Hackers are thought to have taken 24,000 sensitive files from the Utah Health Department
Officials in Utah have announced that hackers have exposed 24,000 Medicaid files, containing social security numbers and other personal data, in a breach of the state’s health department.
An investigation revealed that data began being transferred from the department’s servers late on Sunday, though the initial breach took place on Friday.
Clients in fraud risk
Medicaid is a US federal program which assists the elderly, the disabled and families with low incomes to pay for medical care. The details included in the compromised files help the state decide how much support can be afforded to clients based on income among other factors.
“At this point, efforts are focused on determining the number and identity of individual clients who may have had their information compromised during the breach,” Utah’s health and technology services departments said in a joint statement.
Though the data breach only affected just under a tenth of the 260,000 Medicare clients in the state, officials stated that the actual number of affected individuals could be higher as each file may contain information on more than one person.

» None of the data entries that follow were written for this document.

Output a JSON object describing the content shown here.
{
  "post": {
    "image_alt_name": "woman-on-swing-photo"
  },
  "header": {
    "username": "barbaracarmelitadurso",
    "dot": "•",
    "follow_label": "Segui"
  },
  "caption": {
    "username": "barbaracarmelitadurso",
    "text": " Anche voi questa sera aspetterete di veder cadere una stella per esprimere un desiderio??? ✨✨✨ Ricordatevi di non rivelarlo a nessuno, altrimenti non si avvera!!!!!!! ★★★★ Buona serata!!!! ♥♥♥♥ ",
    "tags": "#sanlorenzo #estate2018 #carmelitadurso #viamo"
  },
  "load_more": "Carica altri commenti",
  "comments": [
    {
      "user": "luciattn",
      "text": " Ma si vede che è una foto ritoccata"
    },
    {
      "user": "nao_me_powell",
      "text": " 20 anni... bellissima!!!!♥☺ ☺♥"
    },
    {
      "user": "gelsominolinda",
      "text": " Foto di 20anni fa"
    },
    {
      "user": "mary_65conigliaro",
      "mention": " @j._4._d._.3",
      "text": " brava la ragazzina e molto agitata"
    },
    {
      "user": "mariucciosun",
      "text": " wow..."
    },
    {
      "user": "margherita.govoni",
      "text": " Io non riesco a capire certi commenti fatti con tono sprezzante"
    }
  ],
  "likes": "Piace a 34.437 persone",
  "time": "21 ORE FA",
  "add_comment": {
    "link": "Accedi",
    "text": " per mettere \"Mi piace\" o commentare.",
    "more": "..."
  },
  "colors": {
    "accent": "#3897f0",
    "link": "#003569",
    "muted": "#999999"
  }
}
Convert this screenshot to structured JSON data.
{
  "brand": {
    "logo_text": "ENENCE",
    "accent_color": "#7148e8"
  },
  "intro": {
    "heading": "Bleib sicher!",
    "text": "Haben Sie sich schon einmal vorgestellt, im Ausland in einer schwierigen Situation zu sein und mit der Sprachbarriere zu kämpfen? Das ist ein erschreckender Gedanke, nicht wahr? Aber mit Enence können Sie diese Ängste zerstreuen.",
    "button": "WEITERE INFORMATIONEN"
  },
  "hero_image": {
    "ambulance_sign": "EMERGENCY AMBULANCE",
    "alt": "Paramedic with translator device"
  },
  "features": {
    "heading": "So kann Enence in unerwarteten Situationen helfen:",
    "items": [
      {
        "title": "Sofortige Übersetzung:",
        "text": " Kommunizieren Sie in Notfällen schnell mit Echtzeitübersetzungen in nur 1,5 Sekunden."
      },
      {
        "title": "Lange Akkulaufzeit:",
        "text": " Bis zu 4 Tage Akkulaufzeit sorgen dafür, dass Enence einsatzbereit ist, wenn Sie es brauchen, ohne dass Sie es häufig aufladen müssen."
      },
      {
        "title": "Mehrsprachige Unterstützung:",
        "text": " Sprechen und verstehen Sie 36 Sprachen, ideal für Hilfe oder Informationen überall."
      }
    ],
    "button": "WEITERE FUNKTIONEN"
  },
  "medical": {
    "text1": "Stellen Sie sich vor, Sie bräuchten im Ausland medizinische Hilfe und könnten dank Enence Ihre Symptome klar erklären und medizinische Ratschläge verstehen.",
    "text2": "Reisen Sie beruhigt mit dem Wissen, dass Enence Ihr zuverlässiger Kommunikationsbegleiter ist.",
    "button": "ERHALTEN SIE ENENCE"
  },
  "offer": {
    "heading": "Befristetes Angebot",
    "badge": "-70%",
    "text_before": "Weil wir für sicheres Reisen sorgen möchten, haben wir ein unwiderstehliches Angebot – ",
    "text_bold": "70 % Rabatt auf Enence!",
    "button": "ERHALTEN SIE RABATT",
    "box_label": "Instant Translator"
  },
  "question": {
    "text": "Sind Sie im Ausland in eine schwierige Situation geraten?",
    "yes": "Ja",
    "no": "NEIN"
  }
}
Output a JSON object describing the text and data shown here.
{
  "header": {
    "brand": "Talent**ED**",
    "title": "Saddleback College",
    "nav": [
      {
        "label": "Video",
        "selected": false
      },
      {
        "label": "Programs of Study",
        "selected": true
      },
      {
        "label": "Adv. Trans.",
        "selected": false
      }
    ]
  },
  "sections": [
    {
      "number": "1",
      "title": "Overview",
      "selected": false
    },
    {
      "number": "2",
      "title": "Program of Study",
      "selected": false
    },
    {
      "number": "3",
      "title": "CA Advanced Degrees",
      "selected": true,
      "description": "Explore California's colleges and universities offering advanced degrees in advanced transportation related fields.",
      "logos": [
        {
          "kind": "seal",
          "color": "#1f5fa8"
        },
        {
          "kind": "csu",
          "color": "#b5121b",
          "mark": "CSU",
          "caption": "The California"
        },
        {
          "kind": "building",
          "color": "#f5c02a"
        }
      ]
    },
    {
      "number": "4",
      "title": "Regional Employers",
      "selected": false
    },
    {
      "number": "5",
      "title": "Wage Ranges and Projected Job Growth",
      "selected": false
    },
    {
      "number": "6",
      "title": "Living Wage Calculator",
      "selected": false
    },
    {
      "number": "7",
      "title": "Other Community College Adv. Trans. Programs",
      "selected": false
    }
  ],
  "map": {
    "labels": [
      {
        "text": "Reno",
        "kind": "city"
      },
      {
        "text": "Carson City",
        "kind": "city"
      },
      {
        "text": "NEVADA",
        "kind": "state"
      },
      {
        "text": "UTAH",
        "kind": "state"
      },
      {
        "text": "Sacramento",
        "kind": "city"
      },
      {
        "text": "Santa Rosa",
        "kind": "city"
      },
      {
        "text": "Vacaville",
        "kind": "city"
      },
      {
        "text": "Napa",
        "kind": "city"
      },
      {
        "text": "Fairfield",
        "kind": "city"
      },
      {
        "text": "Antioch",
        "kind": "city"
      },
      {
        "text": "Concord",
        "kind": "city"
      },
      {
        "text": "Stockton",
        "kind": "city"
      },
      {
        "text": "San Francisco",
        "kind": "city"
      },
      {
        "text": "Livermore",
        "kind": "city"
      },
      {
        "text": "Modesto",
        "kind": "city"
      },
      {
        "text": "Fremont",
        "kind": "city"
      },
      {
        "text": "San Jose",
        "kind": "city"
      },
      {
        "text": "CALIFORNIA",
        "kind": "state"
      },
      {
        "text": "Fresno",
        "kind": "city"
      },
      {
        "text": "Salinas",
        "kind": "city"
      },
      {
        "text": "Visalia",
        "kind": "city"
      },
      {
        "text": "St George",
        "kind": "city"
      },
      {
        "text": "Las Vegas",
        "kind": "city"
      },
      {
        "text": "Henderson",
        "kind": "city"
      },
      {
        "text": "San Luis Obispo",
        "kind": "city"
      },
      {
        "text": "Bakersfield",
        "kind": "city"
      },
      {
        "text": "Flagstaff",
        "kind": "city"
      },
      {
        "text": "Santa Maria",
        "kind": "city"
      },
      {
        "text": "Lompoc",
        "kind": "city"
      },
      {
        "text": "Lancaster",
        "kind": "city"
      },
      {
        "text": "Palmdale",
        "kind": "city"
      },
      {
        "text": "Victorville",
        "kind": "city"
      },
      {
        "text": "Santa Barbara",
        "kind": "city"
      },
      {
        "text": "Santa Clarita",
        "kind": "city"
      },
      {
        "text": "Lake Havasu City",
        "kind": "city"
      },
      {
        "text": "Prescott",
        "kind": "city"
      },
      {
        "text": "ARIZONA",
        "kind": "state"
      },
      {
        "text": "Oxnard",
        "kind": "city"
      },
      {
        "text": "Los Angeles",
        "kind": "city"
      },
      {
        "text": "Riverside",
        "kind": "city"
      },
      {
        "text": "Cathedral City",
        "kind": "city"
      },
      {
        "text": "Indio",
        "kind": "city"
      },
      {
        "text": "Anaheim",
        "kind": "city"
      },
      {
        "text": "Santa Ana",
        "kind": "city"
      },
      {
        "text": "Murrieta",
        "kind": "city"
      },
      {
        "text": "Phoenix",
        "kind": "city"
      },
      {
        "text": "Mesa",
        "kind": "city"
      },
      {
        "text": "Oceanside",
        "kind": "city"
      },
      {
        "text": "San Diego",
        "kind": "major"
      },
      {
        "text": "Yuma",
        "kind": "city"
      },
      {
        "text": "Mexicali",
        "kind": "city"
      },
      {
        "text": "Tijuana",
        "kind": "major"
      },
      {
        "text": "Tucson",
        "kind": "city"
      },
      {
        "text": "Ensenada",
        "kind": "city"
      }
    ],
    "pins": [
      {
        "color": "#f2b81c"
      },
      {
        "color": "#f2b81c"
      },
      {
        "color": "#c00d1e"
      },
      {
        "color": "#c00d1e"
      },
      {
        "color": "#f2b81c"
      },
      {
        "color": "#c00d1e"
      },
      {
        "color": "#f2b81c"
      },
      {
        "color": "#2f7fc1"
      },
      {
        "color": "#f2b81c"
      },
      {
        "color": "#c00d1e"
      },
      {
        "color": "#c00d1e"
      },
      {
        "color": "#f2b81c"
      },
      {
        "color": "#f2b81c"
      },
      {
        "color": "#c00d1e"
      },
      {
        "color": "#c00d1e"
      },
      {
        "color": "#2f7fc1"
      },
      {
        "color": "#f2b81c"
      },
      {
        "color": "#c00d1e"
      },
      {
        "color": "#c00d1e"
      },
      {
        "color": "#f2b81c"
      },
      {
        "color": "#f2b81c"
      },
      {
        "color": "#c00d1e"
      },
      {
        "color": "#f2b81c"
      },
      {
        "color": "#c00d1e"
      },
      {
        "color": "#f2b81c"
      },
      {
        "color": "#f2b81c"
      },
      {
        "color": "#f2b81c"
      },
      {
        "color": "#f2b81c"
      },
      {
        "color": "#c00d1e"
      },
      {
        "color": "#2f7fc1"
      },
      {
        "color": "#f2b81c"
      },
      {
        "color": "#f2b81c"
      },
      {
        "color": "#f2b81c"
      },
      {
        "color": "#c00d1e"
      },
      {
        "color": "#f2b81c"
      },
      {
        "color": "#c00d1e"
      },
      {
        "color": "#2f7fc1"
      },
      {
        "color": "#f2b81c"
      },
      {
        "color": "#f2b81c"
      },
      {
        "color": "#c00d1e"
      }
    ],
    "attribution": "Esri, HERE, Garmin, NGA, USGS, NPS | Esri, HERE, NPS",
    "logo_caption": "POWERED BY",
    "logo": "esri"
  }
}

“Obviously we will be most concerned with individuals who had their Social Security numbers compromised,” said Tom Hudachko, a health department spokesman, speaking to Reuters. Officials urged Medicaid clients and providers to carefully watch their personal records and bank transactions in case any of the breach data had been fraudulently used.
Hudachko added that an investigation had narrowed down the search for the culprits to “a couple of countries”. He said that the breach originated somewhere in Eastern Europe based on a suspicious IP address, and that officials were trying to locate the exact source.